Years ago, when online retailing was just getting started, my wife and I saw that the drug testing industry was being underserved with online retailing, so we jumped in. Unless you're talking about major sports, drug testing isn't a headline-grabbing industry to be in---but it's done us well.
It's important for you to know that you don't need to unveil the newest technological marvel to be successful in business. Being in a "boring" industry can be lucrative.
Here are three ways to identify humdrum industries that are ripe for reinvention:
1. You find yourself getting annoyed by an industry.
One of the major complaints about the razor industry was always that they were overpriced, which businesses like Dollar Shave Club and Harry's exploited for their own gain by offering more affordable options. Dollar Shave Club also poked fun in their ads at the difficulty of buying razors from the locked/alarmed razor cases in stores.
If something annoys you about an industry, check around with other people you know and see if they share that same feeling. If it's a common complaint, that's a good sign there must be a better way of doing things. One of the reasons we started our drug test retailing company was because we heard from many employers about how difficult it was for a small business to develop a drug testing plan.
2. The industry hasn't changed in decades.
As Mahibas CEO Ankur Shah has proven, even something like slippers--which don't seem like they could possibly change that much from their basic design--can change enough to pique people's interest.

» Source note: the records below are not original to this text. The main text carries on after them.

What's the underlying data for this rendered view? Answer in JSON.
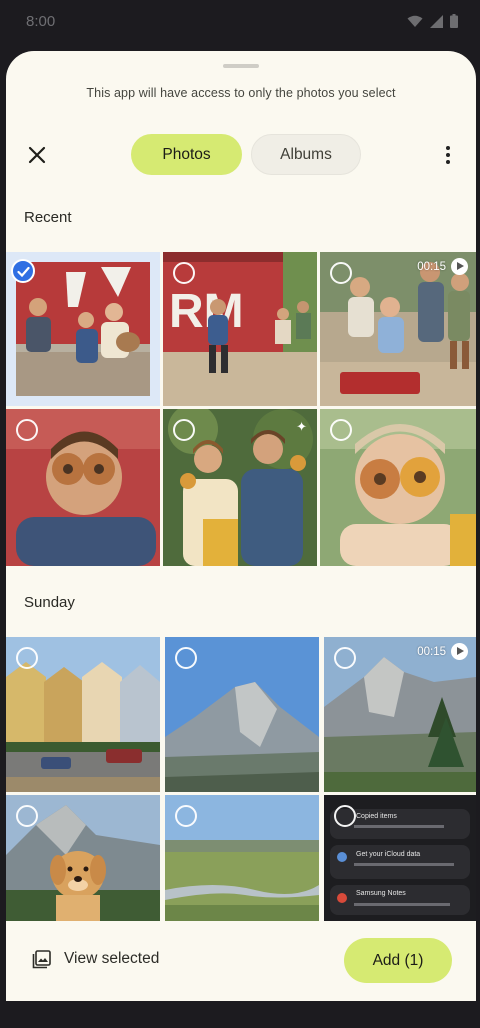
{
  "status_bar": {
    "time": "8:00",
    "icons": [
      "wifi-icon",
      "signal-icon",
      "battery-icon"
    ]
  },
  "picker": {
    "notice": "This app will have access to only the photos you select",
    "close_icon": "close-icon",
    "more_icon": "more-vert-icon",
    "tabs": [
      {
        "label": "Photos",
        "selected": true
      },
      {
        "label": "Albums",
        "selected": false
      }
    ]
  },
  "sections": [
    {
      "label": "Recent"
    },
    {
      "label": "Sunday"
    }
  ],
  "recent_photos": [
    {
      "description": "kids-by-red-barn",
      "selected": true
    },
    {
      "description": "boy-running-by-barn",
      "selected": false
    },
    {
      "description": "family-in-wagon",
      "selected": false,
      "video_duration": "00:15"
    },
    {
      "description": "boy-with-donut-eyes",
      "selected": false
    },
    {
      "description": "two-boys-eating-donuts",
      "selected": false,
      "sparkle": true
    },
    {
      "description": "girl-with-donut-eyes",
      "selected": false
    }
  ],
  "sunday_photos": [
    {
      "description": "painted-ladies-houses",
      "selected": false
    },
    {
      "description": "half-dome",
      "selected": false
    },
    {
      "description": "valley-view",
      "selected": false,
      "video_duration": "00:15"
    },
    {
      "description": "dog-in-mountains",
      "selected": false
    },
    {
      "description": "meadow-river",
      "selected": false
    },
    {
      "description": "screenshot-notifications",
      "selected": false
    }
  ],
  "screenshot_items": [
    "Copied items",
    "Get your iCloud data",
    "Samsung Notes"
  ],
  "bottom_bar": {
    "view_selected_label": "View selected",
    "add_label": "Add (1)"
  },
  "colors": {
    "accent": "#d6ea72",
    "check": "#2f6fe3",
    "sheet": "#fbf9f0"
  }
}
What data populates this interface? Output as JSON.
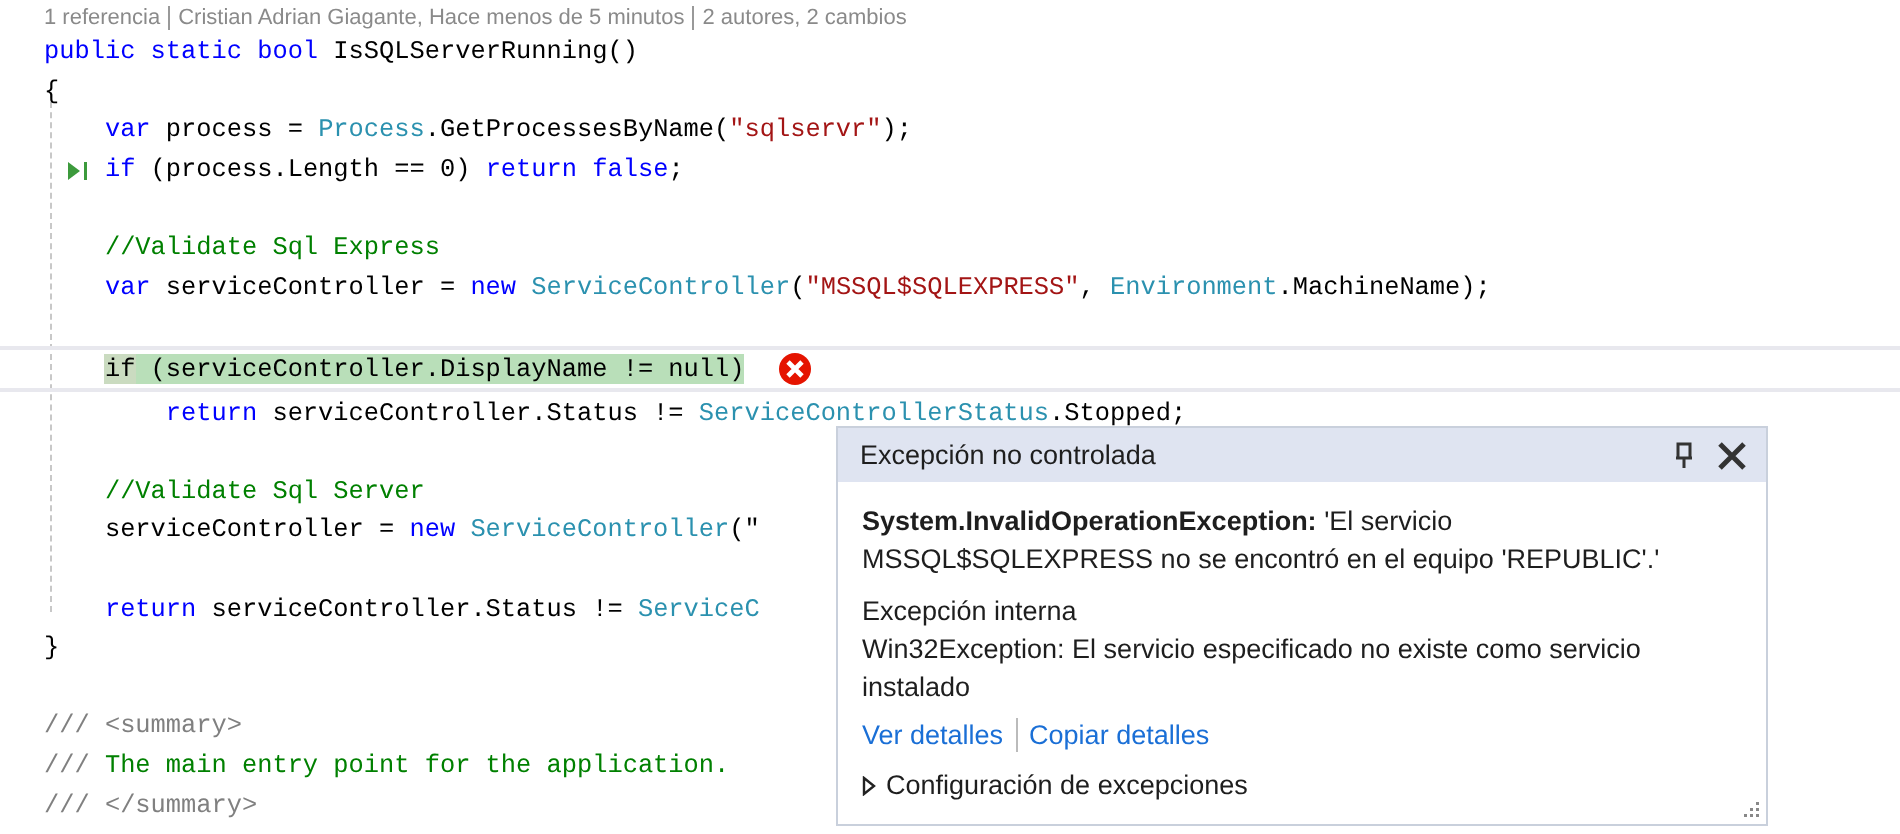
{
  "codelens": [
    "1 referencia",
    "Cristian Adrian Giagante, Hace menos de 5 minutos",
    "2 autores, 2 cambios"
  ],
  "lines": [
    {
      "kind": "code",
      "current": false,
      "run_to_click": false,
      "error": false,
      "segments": [
        {
          "kind": "kw",
          "t": "public static bool"
        },
        {
          "kind": "plain",
          "t": " IsSQLServerRunning()"
        }
      ]
    },
    {
      "kind": "code",
      "current": false,
      "run_to_click": false,
      "error": false,
      "segments": [
        {
          "kind": "plain",
          "t": "{"
        }
      ],
      "children": [
        {
          "kind": "code",
          "current": false,
          "run_to_click": false,
          "error": false,
          "segments": [
            {
              "kind": "kw",
              "t": "var"
            },
            {
              "kind": "plain",
              "t": " process = "
            },
            {
              "kind": "type",
              "t": "Process"
            },
            {
              "kind": "plain",
              "t": ".GetProcessesByName("
            },
            {
              "kind": "str",
              "t": "\"sqlservr\""
            },
            {
              "kind": "plain",
              "t": ");"
            }
          ]
        },
        {
          "kind": "code",
          "current": false,
          "run_to_click": true,
          "error": false,
          "segments": [
            {
              "kind": "kw",
              "t": "if"
            },
            {
              "kind": "plain",
              "t": " (process.Length == 0) "
            },
            {
              "kind": "kw",
              "t": "return false"
            },
            {
              "kind": "plain",
              "t": ";"
            }
          ]
        },
        {
          "kind": "blank",
          "current": false,
          "run_to_click": false,
          "error": false
        },
        {
          "kind": "code",
          "current": false,
          "run_to_click": false,
          "error": false,
          "segments": [
            {
              "kind": "comment",
              "t": "//Validate Sql Express"
            }
          ]
        },
        {
          "kind": "code",
          "current": false,
          "run_to_click": false,
          "error": false,
          "segments": [
            {
              "kind": "kw",
              "t": "var"
            },
            {
              "kind": "plain",
              "t": " serviceController = "
            },
            {
              "kind": "kw",
              "t": "new"
            },
            {
              "kind": "type",
              "t": " ServiceController"
            },
            {
              "kind": "plain",
              "t": "("
            },
            {
              "kind": "str",
              "t": "\"MSSQL$SQLEXPRESS\""
            },
            {
              "kind": "plain",
              "t": ", "
            },
            {
              "kind": "type",
              "t": "Environment"
            },
            {
              "kind": "plain",
              "t": ".MachineName);"
            }
          ]
        },
        {
          "kind": "blank",
          "current": false,
          "run_to_click": false,
          "error": false
        },
        {
          "kind": "code",
          "current": true,
          "run_to_click": false,
          "error": true,
          "segments": [
            {
              "kind": "hl_start",
              "t": "if"
            },
            {
              "kind": "hl",
              "t": " (serviceController.DisplayName != null)"
            }
          ],
          "children": [
            {
              "kind": "code",
              "current": false,
              "run_to_click": false,
              "error": false,
              "segments": [
                {
                  "kind": "kw",
                  "t": "return"
                },
                {
                  "kind": "plain",
                  "t": " serviceController.Status != "
                },
                {
                  "kind": "type",
                  "t": "ServiceControllerStatus"
                },
                {
                  "kind": "plain",
                  "t": ".Stopped;"
                }
              ]
            }
          ]
        },
        {
          "kind": "blank",
          "current": false,
          "run_to_click": false,
          "error": false
        },
        {
          "kind": "code",
          "current": false,
          "run_to_click": false,
          "error": false,
          "segments": [
            {
              "kind": "comment",
              "t": "//Validate Sql Server"
            }
          ]
        },
        {
          "kind": "code",
          "current": false,
          "run_to_click": false,
          "error": false,
          "segments": [
            {
              "kind": "plain",
              "t": "serviceController = "
            },
            {
              "kind": "kw",
              "t": "new"
            },
            {
              "kind": "type",
              "t": " ServiceController"
            },
            {
              "kind": "plain",
              "t": "(\""
            }
          ]
        },
        {
          "kind": "blank",
          "current": false,
          "run_to_click": false,
          "error": false
        },
        {
          "kind": "code",
          "current": false,
          "run_to_click": false,
          "error": false,
          "segments": [
            {
              "kind": "kw",
              "t": "return"
            },
            {
              "kind": "plain",
              "t": " serviceController.Status != "
            },
            {
              "kind": "type",
              "t": "ServiceC"
            }
          ]
        }
      ]
    },
    {
      "kind": "code",
      "current": false,
      "run_to_click": false,
      "error": false,
      "segments": [
        {
          "kind": "plain",
          "t": "}"
        }
      ]
    },
    {
      "kind": "blank",
      "current": false,
      "run_to_click": false,
      "error": false
    },
    {
      "kind": "code",
      "current": false,
      "run_to_click": false,
      "error": false,
      "segments": [
        {
          "kind": "doc",
          "t": "/// <summary>"
        }
      ]
    },
    {
      "kind": "code",
      "current": false,
      "run_to_click": false,
      "error": false,
      "segments": [
        {
          "kind": "doc",
          "t": "///"
        },
        {
          "kind": "comment",
          "t": " The main entry point for the application."
        }
      ]
    },
    {
      "kind": "code",
      "current": false,
      "run_to_click": false,
      "error": false,
      "segments": [
        {
          "kind": "doc",
          "t": "/// </summary>"
        }
      ]
    }
  ],
  "popup": {
    "title": "Excepción no controlada",
    "message": "**System.InvalidOperationException:** 'El servicio MSSQL$SQLEXPRESS no se encontró en el equipo 'REPUBLIC'.'",
    "inner_label": "Excepción interna",
    "inner_message": "Win32Exception: El servicio especificado no existe como servicio instalado",
    "links": [
      "Ver detalles",
      "Copiar detalles"
    ],
    "settings": {
      "label": "Configuración de excepciones",
      "expanded": false
    }
  }
}
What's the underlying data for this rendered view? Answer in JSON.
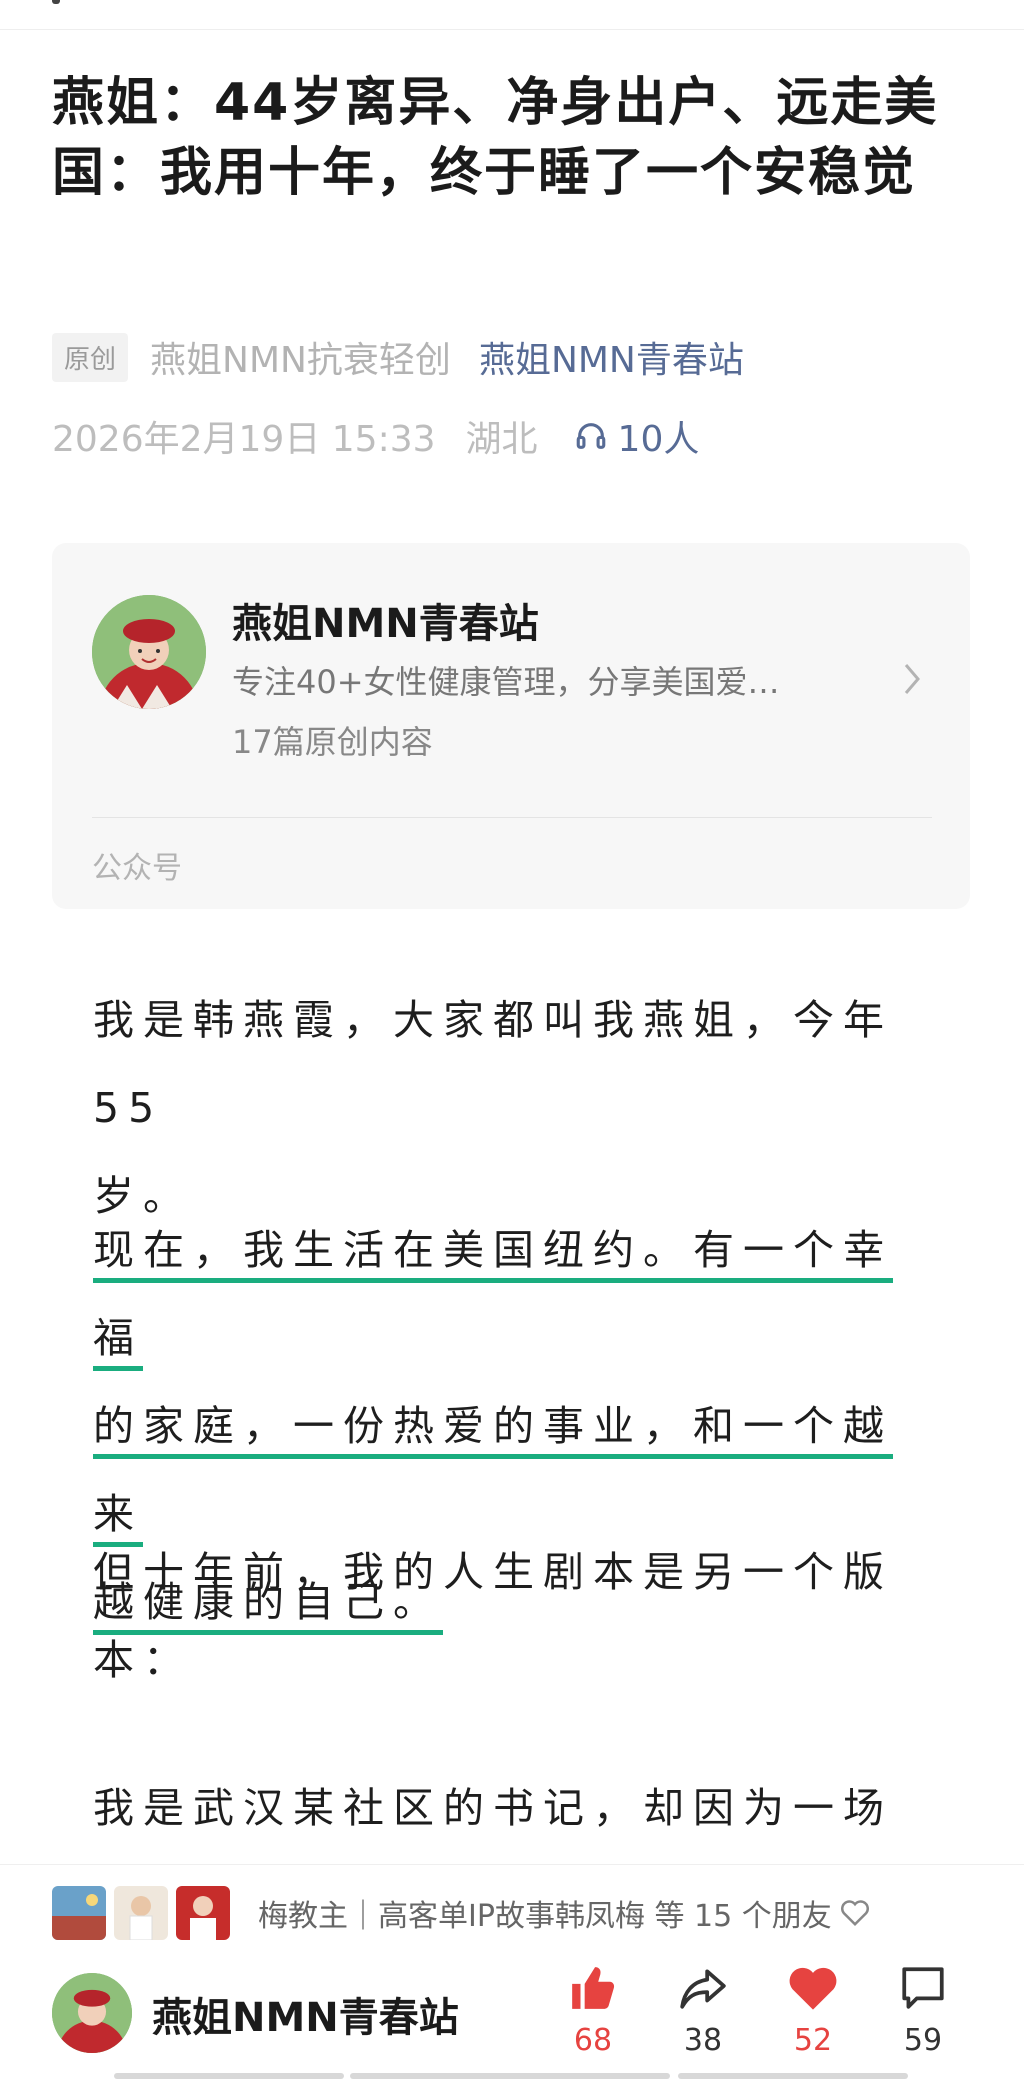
{
  "article": {
    "title": "燕姐：44岁离异、净身出户、远走美国：我用十年，终于睡了一个安稳觉",
    "badge": "原创",
    "author": "燕姐NMN抗衰轻创",
    "account_name": "燕姐NMN青春站",
    "date": "2026年2月19日 15:33",
    "location": "湖北",
    "listeners": "10人"
  },
  "account_card": {
    "name": "燕姐NMN青春站",
    "description": "专注40+女性健康管理，分享美国爱…",
    "article_count": "17篇原创内容",
    "footer": "公众号"
  },
  "body": {
    "p1": [
      "我是韩燕霞，大家都叫我燕姐，今年55",
      "岁。"
    ],
    "p2": [
      "现在，我生活在美国纽约。有一个幸福",
      "的家庭，一份热爱的事业，和一个越来",
      "越健康的自己。"
    ],
    "p3": [
      "但十年前，我的人生剧本是另一个版",
      "本："
    ],
    "p4": [
      "我是武汉某社区的书记，却因为一场病"
    ]
  },
  "bottom_bar": {
    "friends_text": "梅教主｜高客单IP故事韩凤梅 等 15 个朋友",
    "account_name": "燕姐NMN青春站",
    "like_count": "68",
    "share_count": "38",
    "love_count": "52",
    "comment_count": "59"
  },
  "colors": {
    "link": "#576b95",
    "highlight_underline": "#1aad7f",
    "like_red": "#e64340"
  },
  "icons": [
    "headphones-icon",
    "chevron-right-icon",
    "heart-outline-icon",
    "thumbs-up-icon",
    "share-icon",
    "heart-icon",
    "comment-icon"
  ]
}
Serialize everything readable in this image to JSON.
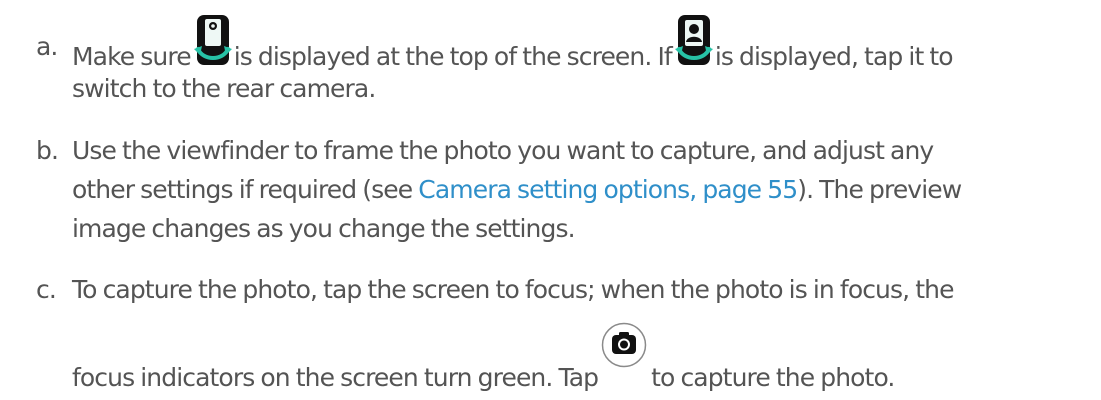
{
  "steps": [
    {
      "marker": "a.",
      "line1": {
        "part1": "Make sure",
        "part2": "is displayed at the top of the screen. If",
        "part3": "is displayed, tap it to"
      },
      "line2": "switch to the rear camera.",
      "icons": [
        "rear-camera-switch-icon",
        "front-camera-switch-icon"
      ]
    },
    {
      "marker": "b.",
      "line1": "Use the viewfinder to frame the photo you want to capture, and adjust any",
      "line2": {
        "part1": "other settings if required (see",
        "link": "Camera setting options, page 55",
        "part2": "). The preview"
      },
      "line3": "image changes as you change the settings."
    },
    {
      "marker": "c.",
      "line1": "To capture the photo, tap the screen to focus; when the photo is in focus, the",
      "line2": {
        "part1": "focus indicators on the screen turn green. Tap",
        "part2": "to capture the photo."
      },
      "icons": [
        "capture-photo-icon"
      ]
    }
  ],
  "colors": {
    "text": "#545454",
    "link": "#2f8fc9"
  }
}
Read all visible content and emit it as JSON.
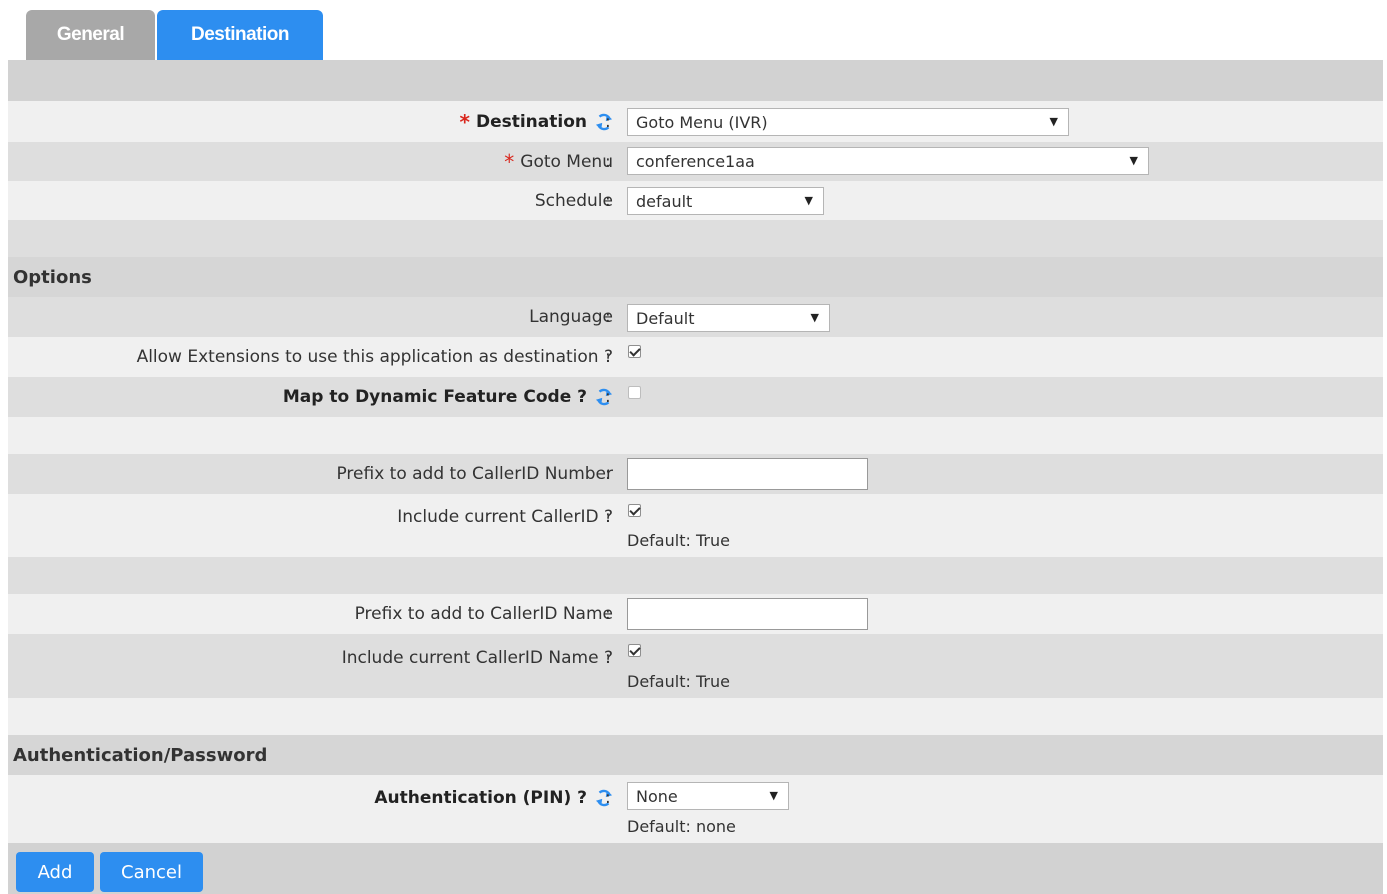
{
  "tabs": [
    {
      "label": "General",
      "active": false
    },
    {
      "label": "Destination",
      "active": true
    }
  ],
  "destination_section": {
    "destination": {
      "label": "Destination",
      "required": true,
      "value": "Goto Menu (IVR)"
    },
    "goto_menu": {
      "label": "Goto Menu",
      "required": true,
      "value": "conference1aa"
    },
    "schedule": {
      "label": "Schedule",
      "value": "default"
    }
  },
  "options": {
    "title": "Options",
    "language": {
      "label": "Language",
      "value": "Default"
    },
    "allow_extensions": {
      "label": "Allow Extensions to use this application as destination ?",
      "checked": true
    },
    "map_feature_code": {
      "label": "Map to Dynamic Feature Code ?",
      "checked": false
    },
    "prefix_number": {
      "label": "Prefix to add to CallerID Number",
      "value": ""
    },
    "include_callerid": {
      "label": "Include current CallerID ?",
      "checked": true,
      "hint": "Default: True"
    },
    "prefix_name": {
      "label": "Prefix to add to CallerID Name",
      "value": ""
    },
    "include_callerid_name": {
      "label": "Include current CallerID Name ?",
      "checked": true,
      "hint": "Default: True"
    }
  },
  "auth": {
    "title": "Authentication/Password",
    "pin": {
      "label": "Authentication (PIN) ?",
      "value": "None",
      "hint": "Default: none"
    }
  },
  "buttons": {
    "add": "Add",
    "cancel": "Cancel"
  },
  "colon": ":",
  "colors": {
    "accent": "#2d8ef0",
    "required": "#d9261c",
    "tab_inactive": "#a8a8a8"
  },
  "icons": {
    "refresh": "refresh-icon",
    "dropdown": "triangle-down-icon",
    "required": "asterisk-icon"
  }
}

Major industries grow stagnant and bloated when innovation stops. Change for the sake of change isn't necessarily a path to success, but if you see an opportunity to bring progressive change to a stagnant industry, it could very well lead to success for you.
3. It seems impossible.
Buying mattresses online and having them shipped directly to your door probably seemed impossible right up until someone made it happen. You can say that about a lot of new companies popping up. "Nobody would buy [product or service] that way!" is almost never a true statement. It just means nobody has tried selling it that way yet.
In business, virtually nothing is impossible. You may need to get creative, but changing a well-established industry requires creativity. If an industry hasn't changed in decades, why not be the one to change it?